Топало остановился, чтобы подождать, пока Симонов оставит непереваренную еду в кустарнике. Ужинали они вместе. Топало вспомнил, как коллега, издающий сейчас звук, похожий на рычание, уплёл два больших бутерброда с жирной копчёной колбасой, два пирожка, зажаренных в масле, эклеры, пару шоколадных конфет и залил это полтора литрами газировки. Он всё удивлялся, как тот столько ест, но остаётся худым.

Вскоре Симонов выпрямился. Он сгрёб рукой снег с верхушки куста, закинул его в рот.

‒ Быстрее давай! ‒ крикнул Топалов в окно.

‒ Похоже, упустили, ‒ сказал Симонов, сев в автомобиль.

‒ Да не расстлаивайся ты так, ‒ сказал один из понятых, с любопытством наблюдавший за погоней. ‒ Холошо бежал. Я стойко не плобегу, хотя мастел сполта по лёгкой атлетике.

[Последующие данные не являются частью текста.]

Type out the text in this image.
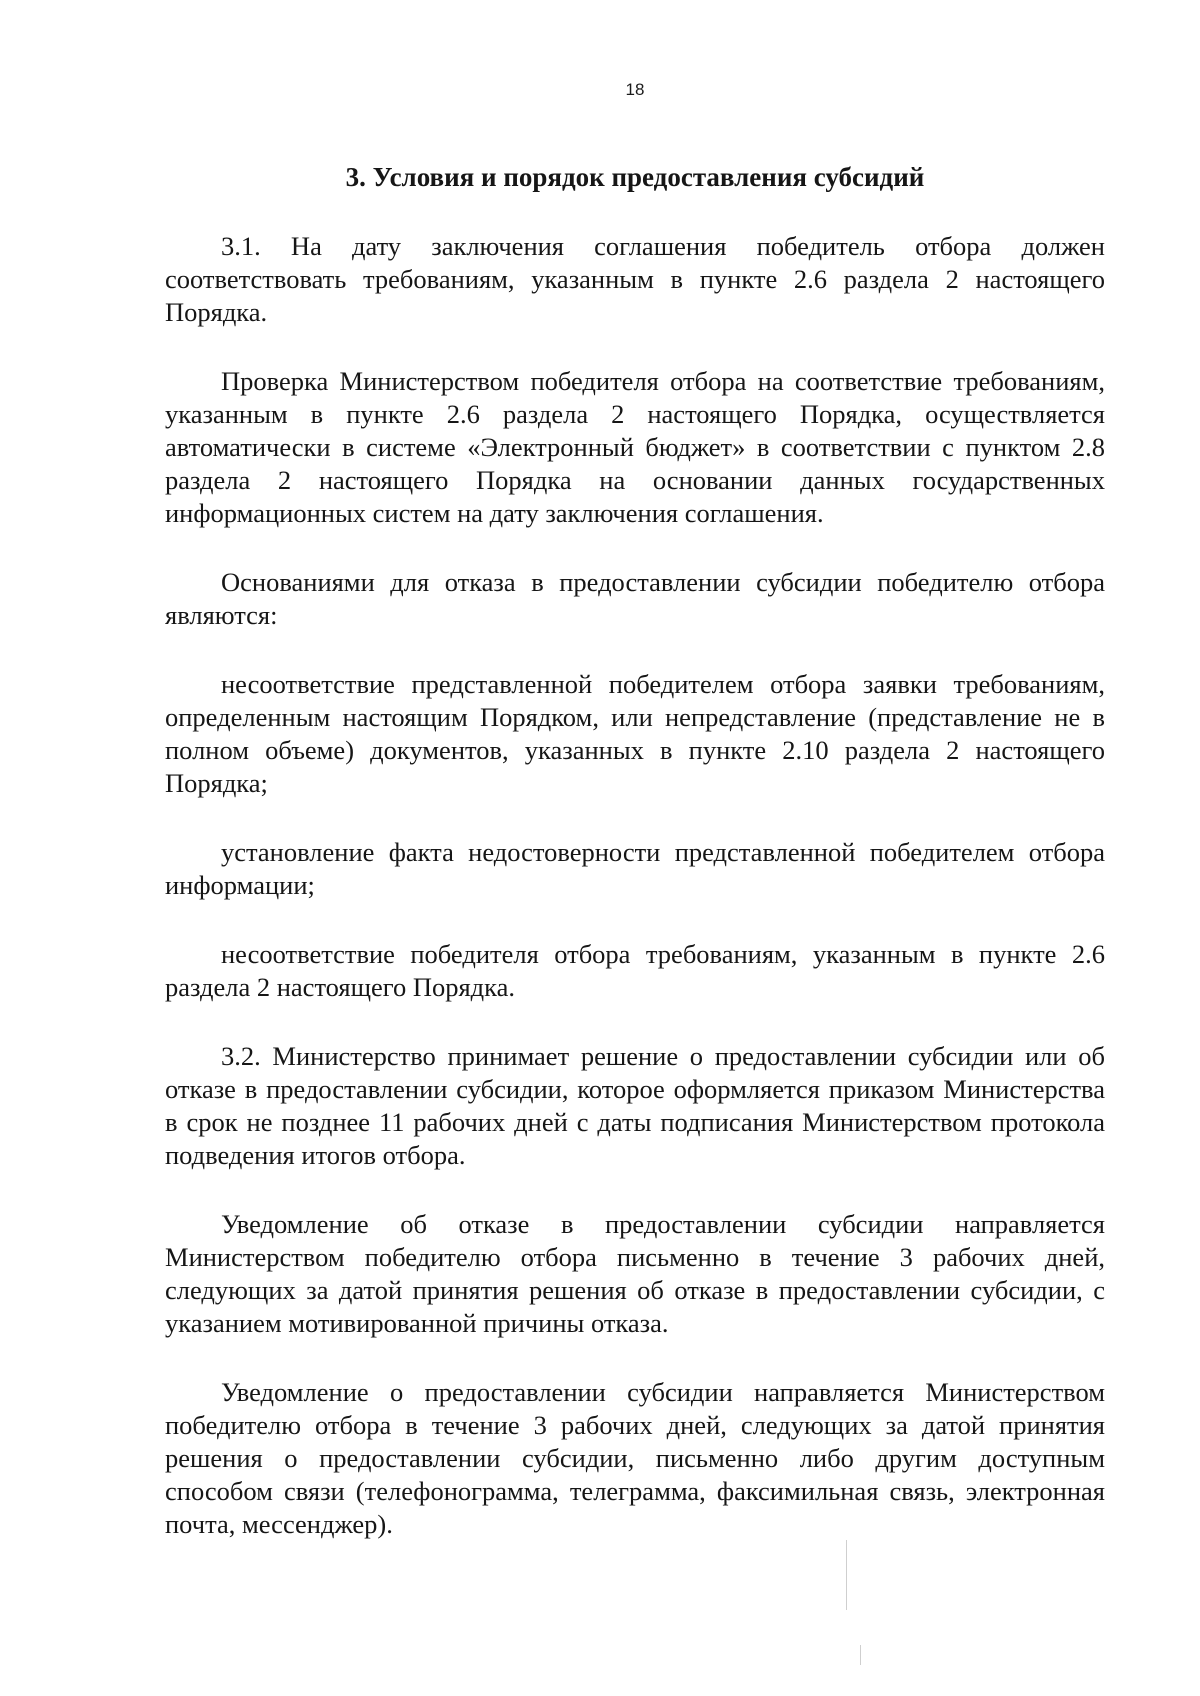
18
3. Условия и порядок предоставления субсидий

3.1. На дату заключения соглашения победитель отбора должен соответствовать требованиям, указанным в пункте 2.6 раздела 2 настоящего Порядка.

Проверка Министерством победителя отбора на соответствие требованиям, указанным в пункте 2.6 раздела 2 настоящего Порядка, осуществляется автоматически в системе «Электронный бюджет» в соответствии с пунктом 2.8 раздела 2 настоящего Порядка на основании данных государственных информационных систем на дату заключения соглашения.

Основаниями для отказа в предоставлении субсидии победителю отбора являются:

несоответствие представленной победителем отбора заявки требованиям, определенным настоящим Порядком, или непредставление (представление не в полном объеме) документов, указанных в пункте 2.10 раздела 2 настоящего Порядка;

установление факта недостоверности представленной победителем отбора информации;

несоответствие победителя отбора требованиям, указанным в пункте 2.6 раздела 2 настоящего Порядка.

3.2. Министерство принимает решение о предоставлении субсидии или об отказе в предоставлении субсидии, которое оформляется приказом Министерства в срок не позднее 11 рабочих дней с даты подписания Министерством протокола подведения итогов отбора.

Уведомление об отказе в предоставлении субсидии направляется Министерством победителю отбора письменно в течение 3 рабочих дней, следующих за датой принятия решения об отказе в предоставлении субсидии, с указанием мотивированной причины отказа.

Уведомление о предоставлении субсидии направляется Министерством победителю отбора в течение 3 рабочих дней, следующих за датой принятия решения о предоставлении субсидии, письменно либо другим доступным способом связи (телефонограмма, телеграмма, факсимильная связь, электронная почта, мессенджер).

‒ Да не заливай, ‒ возразил второй.

‒ Ты что, не велишь? Давай сейчас на спол сто метловку.

‒ Угомонитесь! ‒ крикнул Топало. Понятые возмущённо заёрзали по сиденью, но промолчали. ‒ Где молодой? ‒ спросил он у Симонова.

‒ Не знаю. Оторвались. Бегают, как лоси.

‒ Ты зачем рванул? Повезло, что передача состоялась, а так бы… всё.

Симонов промолчал.

Около десяти минут они ждали, пока у Топало не зазвонил телефон.

‒ Это Юрасов, ‒ сказал он. ‒ Алло.

‒ Я у дома двадцать пять по улице Лермонтова. Подтягивайтесь.

Топало продублировал сообщение Симонову.

− Это, примерно в пяти километрах от нас, ‒ сказал Симонов. ‒ Что он там делает?

‒ Увидим, ‒ сказал Топало, вдавливая педаль газа.

Топало подъехал к указанному адресу. Юрасов сидел на скамейке у подъезда высотки. Он замёрз и наполнял воздухом голые ладони. Костяшки пальцев на одной из кистей покраснели.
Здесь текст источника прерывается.